Pastore ha spiegato che “il sommerso è il vero problema nella diffusione dell’HCV. Si stima che oltre 300mila persone convivano con il virus senza che ne siano a conoscenza. Quindi, intercettare questa parte di popolazione diventa la strategia principale. Da questo punto di vista, la stessa Asl Napoli 1 ha creato un Network epatologico che mette in collegamento gli specialisti epatologi con gli altri servizi specialistici, e noi come Dipartimento dipendenze siamo in prima linea, perché parte della popolazione si riconosce nei tossicodipendenti, afferenti ai servizi delle dipendenze, e nei detenuti. Noi, anche all’interno delle carceri abbiamo servizi molto attivi nel fare questa intercettazione. Il test rapido diventa quindi un momento strategico fondamentale, per lavorare sia sull’identificazione del sommerso, accompagnamento ai servizi ma, cosa ancora più importante, per attivare poi quella adesione alle cure che è un altro pezzo molto importante del lavoro perché, una volta screenati e intercettati, i soggetti vanno poi accompagnati all’ingresso nelle terapie che oggi sono determinati nella eradicazione del virus”.
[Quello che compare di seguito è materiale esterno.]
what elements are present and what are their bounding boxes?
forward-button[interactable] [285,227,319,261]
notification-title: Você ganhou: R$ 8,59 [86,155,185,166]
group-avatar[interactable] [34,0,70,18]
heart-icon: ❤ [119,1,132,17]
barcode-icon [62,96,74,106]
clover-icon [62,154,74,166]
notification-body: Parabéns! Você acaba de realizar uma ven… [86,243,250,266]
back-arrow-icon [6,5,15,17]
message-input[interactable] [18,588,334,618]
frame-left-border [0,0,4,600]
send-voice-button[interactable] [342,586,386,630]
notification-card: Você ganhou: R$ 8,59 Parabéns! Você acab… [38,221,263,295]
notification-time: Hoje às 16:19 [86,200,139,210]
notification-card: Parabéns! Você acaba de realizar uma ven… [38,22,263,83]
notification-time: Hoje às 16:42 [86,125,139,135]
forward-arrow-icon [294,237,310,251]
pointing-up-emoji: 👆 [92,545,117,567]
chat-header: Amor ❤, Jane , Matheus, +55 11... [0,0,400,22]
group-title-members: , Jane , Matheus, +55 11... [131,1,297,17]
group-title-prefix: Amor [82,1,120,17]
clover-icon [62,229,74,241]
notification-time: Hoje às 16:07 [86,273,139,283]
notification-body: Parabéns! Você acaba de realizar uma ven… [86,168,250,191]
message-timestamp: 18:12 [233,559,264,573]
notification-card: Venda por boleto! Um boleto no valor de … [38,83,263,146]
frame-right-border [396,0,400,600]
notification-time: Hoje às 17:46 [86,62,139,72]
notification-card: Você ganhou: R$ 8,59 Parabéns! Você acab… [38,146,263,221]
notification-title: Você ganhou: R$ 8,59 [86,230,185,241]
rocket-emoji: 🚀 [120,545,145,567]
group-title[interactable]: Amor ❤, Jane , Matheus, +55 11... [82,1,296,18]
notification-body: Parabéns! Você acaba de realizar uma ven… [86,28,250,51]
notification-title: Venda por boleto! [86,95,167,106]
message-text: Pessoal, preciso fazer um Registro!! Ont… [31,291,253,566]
Il dott. Pastore si è poi soffermato sul numero dei pazienti che afferiscono al sistema dei servizi per le dipendenze di Napoli, spiegando che “l’intera struttura è composta da 15 articolazioni compresa l’unità operativa che lavora all’interno del carcere, e che nell’arco dell’anno sono seguiti circa 5mila pazienti. A tutti questi viene offerta la possibilità di fare uno screening, ma naturalmente l’accettazione non è sempre automatica e scontata. Alcuni numeri, per esempio: su 5.500 persone nel 2020 ne abbiamo screenate circa 1.700, nel secondo semestre del 2021 quasi 1.000, considerando tutte le difficoltà legate anche all’organizzazione, dovuta all’emergenza pandemica. Nei testati del 2020 abbiamo individuato 700 positivi all’HCV, di questi ne abbiamo avviato ai trattamenti più di 200 e 160 si sono negativizzati. Rimane una grossa fetta di pazienti che, anche se screenati, non aderiscono alle terapie. Tra l’altro c’è anche un piccolo dato, un connotato socio-territoriale; alcune persone, in virtù della patologia da HCV, percepiscono una pensione e spesso l’eradicazione del virus potrebbe comportare la perdita del riconoscimento economico. Quindi, bisogna lavorare molto sulla motivazione e sull’accompagnamento all’adesione alle terapie”.
Parlando di farmaci, il dott. Solano ha fatto il punto sulla situazione in Campania, in particolare a Napoli, per quanto riguarda il trattamento dell’epatite C. Il dott. Solano ha informato che “con il 9% di casi di HCV del paese, di cui circa 50mila sommersi, la nostra Regione ha un ruolo essenziale in Italia, nel senso che per il Piano di eradicazione nazionale è fondamentale che la Campania ci sia e che funzioni bene. Da questo punto di vista le cose vanno abbastanza bene; la Campania ha già somministrato 29mila trattamenti ed è al primo posto nel rapporto tra casi trattati e popolazione residente. Napoli in particolare, con 4.000 trattamenti, è stata all’avanguardia anche durante il lockdown, perché non è mai cessato l’arruolamento dei pazienti. Ovviamente ha subito qualche limite ma non si è mai interrotto. E questo grazie ad una serie di centri prescrittori: anzitutto il Cotugno, che è al primo posto per casi trattati, e a seguire l’ospedale dei Pellegrini”.
“La pandemia ovviamente è una crisi, una crisi planetaria grave e seria – ha infine tenuto a precisare il dott. Solano – però è anche un’occasione in cui abbiamo ingenti risorse concentrate negli hub vaccinali, che potrebbero essere sede di doppio screening. Ci sono state varie esperienze in tal senso, cioè l’utente accede per vaccinarsi contro il SARS-CoV-2, magari ne approfitta e fa anche il test dell’HCV o dovunque si stia facendo una vaccinazione contro l’influenza”, ha concluso.